Ihr wohnt im Körper, sagt 1. Korinther 6. Wisst ihr nicht, dass euer Leib der Tempel des Heiligen Geistes ist? Die Kraft des Heiligen Geistes ist natürlich etwas ganz, ganz Wesentliches.
Geht aber ein Gläubiger zu einem säkularen Psychologen oder Psychiater, kann dieser mit dem Begriff „Heiliger Geist“ und seiner Wirkung im Leben eines Gläubigen oft nichts anfangen. Für ihn ist das Phantasie.
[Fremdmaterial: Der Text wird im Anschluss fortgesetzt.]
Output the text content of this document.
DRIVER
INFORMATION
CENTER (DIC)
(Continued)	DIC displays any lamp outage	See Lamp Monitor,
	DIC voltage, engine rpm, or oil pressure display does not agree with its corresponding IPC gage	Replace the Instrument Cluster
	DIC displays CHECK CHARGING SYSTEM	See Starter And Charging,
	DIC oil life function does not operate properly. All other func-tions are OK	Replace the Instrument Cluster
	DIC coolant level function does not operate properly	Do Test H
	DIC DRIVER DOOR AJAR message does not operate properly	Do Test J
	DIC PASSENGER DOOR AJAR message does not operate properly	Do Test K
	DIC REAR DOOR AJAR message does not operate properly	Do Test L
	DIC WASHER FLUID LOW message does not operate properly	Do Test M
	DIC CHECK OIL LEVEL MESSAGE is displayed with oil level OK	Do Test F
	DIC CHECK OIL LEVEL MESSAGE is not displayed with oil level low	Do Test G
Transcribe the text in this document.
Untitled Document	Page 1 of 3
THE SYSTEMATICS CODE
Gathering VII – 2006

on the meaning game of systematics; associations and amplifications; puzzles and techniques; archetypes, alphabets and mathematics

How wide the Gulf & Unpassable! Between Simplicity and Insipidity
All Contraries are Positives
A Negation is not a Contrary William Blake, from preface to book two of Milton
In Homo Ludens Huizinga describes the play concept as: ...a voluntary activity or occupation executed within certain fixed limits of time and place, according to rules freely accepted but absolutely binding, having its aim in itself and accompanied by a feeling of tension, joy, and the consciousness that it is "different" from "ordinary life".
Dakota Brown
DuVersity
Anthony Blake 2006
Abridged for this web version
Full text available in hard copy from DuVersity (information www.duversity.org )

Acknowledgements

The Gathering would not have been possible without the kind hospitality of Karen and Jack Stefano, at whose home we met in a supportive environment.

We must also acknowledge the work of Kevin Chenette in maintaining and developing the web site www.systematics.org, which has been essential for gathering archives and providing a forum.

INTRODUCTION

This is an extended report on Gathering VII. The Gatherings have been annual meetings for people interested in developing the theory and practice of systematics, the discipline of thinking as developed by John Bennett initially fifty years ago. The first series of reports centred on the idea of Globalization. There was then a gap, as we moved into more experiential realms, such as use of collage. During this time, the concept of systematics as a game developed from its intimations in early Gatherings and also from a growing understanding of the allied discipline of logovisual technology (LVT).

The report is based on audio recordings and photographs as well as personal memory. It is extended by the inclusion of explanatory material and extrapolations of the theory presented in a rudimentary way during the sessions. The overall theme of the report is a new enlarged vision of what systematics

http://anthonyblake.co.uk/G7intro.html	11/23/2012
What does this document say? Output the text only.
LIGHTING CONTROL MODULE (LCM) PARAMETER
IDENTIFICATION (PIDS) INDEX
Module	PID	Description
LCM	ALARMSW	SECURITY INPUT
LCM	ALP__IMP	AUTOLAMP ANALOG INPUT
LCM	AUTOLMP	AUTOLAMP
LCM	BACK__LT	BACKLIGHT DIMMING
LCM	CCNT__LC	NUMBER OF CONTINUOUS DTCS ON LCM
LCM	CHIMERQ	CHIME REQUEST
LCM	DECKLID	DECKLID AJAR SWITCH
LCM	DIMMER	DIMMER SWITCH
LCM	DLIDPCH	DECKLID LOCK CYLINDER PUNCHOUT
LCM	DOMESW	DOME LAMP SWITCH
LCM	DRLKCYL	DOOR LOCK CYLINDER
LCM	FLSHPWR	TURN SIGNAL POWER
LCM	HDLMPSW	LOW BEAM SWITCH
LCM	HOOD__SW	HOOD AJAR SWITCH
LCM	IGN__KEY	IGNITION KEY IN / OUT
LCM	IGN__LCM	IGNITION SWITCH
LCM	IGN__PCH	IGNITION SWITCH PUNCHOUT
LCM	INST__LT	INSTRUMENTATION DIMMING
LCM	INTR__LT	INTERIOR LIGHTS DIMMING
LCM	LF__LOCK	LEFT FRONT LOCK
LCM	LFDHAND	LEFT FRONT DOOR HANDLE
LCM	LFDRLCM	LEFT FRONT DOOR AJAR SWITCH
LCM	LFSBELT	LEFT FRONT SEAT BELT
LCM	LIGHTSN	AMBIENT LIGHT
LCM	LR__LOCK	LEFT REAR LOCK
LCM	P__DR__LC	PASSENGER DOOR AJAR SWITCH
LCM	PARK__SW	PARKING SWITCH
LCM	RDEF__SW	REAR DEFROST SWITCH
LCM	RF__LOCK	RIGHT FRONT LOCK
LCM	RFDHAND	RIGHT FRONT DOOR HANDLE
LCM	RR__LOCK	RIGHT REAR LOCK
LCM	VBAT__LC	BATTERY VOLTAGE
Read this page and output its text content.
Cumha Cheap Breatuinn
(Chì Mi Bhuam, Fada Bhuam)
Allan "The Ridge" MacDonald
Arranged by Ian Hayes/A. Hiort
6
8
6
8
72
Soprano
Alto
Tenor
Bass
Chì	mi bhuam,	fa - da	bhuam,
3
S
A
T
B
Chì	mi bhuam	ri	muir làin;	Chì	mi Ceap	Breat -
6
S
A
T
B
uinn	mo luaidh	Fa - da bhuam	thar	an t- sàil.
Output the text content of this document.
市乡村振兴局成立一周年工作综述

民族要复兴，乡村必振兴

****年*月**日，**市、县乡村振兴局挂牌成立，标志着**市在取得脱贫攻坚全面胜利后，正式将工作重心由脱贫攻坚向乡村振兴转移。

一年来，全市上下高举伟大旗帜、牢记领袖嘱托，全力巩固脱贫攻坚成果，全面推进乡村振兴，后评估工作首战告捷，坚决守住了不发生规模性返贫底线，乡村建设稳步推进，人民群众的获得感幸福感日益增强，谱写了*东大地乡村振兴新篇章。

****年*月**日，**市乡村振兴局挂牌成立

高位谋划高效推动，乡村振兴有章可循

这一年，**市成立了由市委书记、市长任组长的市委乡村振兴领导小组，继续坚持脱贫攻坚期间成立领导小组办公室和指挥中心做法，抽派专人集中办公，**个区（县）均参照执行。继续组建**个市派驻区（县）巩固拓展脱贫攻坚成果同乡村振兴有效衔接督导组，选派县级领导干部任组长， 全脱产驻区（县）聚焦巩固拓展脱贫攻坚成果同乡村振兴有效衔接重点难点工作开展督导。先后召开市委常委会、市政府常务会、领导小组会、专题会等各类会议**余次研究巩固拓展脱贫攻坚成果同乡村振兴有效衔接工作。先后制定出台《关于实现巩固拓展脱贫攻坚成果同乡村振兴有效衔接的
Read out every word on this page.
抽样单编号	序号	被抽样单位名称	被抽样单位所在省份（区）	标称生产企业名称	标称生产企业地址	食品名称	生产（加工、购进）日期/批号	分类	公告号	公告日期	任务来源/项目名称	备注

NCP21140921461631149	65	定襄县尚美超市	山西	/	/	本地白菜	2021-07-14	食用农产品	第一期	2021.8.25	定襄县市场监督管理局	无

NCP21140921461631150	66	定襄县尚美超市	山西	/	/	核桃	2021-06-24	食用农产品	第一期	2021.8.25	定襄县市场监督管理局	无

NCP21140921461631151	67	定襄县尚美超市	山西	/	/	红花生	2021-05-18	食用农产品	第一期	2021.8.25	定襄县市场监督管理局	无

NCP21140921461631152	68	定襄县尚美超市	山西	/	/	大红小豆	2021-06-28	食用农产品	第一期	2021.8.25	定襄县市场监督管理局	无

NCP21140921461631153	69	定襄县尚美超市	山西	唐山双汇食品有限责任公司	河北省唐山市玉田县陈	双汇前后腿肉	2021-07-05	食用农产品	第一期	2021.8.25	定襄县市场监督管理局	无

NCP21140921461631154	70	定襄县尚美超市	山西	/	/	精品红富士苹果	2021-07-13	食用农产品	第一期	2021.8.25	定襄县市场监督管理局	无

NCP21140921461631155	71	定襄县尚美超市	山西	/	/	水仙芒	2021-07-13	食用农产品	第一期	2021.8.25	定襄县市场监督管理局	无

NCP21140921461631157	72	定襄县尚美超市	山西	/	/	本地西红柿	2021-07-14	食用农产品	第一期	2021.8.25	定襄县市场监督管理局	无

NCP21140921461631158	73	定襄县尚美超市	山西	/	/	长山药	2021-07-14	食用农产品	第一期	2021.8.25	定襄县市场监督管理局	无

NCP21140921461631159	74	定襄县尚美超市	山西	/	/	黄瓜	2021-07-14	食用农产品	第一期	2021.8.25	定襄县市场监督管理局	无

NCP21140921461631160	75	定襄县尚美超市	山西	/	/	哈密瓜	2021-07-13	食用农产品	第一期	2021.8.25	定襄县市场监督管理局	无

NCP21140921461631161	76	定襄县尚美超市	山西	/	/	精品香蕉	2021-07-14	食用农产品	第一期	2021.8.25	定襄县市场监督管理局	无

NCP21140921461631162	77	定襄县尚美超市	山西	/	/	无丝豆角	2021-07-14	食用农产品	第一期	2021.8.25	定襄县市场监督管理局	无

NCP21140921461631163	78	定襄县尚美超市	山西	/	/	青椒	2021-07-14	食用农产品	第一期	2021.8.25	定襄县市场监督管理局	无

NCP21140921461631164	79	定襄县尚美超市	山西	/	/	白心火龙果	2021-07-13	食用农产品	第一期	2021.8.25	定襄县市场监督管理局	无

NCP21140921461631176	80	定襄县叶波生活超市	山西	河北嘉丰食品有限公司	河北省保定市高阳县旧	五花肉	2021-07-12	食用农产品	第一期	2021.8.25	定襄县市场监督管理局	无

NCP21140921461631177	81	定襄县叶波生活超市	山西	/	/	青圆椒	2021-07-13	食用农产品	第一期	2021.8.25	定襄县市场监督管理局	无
Dabei ist das etwas ganz Wesentliches, wenn es um Psychologie für einen Christen geht.
Also haben wir hier schon mal ein kleines Licht auf das, was in den kommenden Tagen noch kommen wird. Wir werden sehen, was wir in den nächsten Tagen lernen. Denn diese Dinge sind recht kompliziert: Fleisch, Seele, Heiliger Geist, Körper und wie das alles zusammenwirkt.
Darum hat Gott uns dieses Bilderbuch gegeben, das Buch Esther. Es macht das Ganze so anschaulich, dass man es viel besser im Gedächtnis behält. Das ist der Grund, warum man sagen kann: Das Neue Testament ist im Alten verhüllt, und das Alte Testament ist im Neuen Testament enthüllt.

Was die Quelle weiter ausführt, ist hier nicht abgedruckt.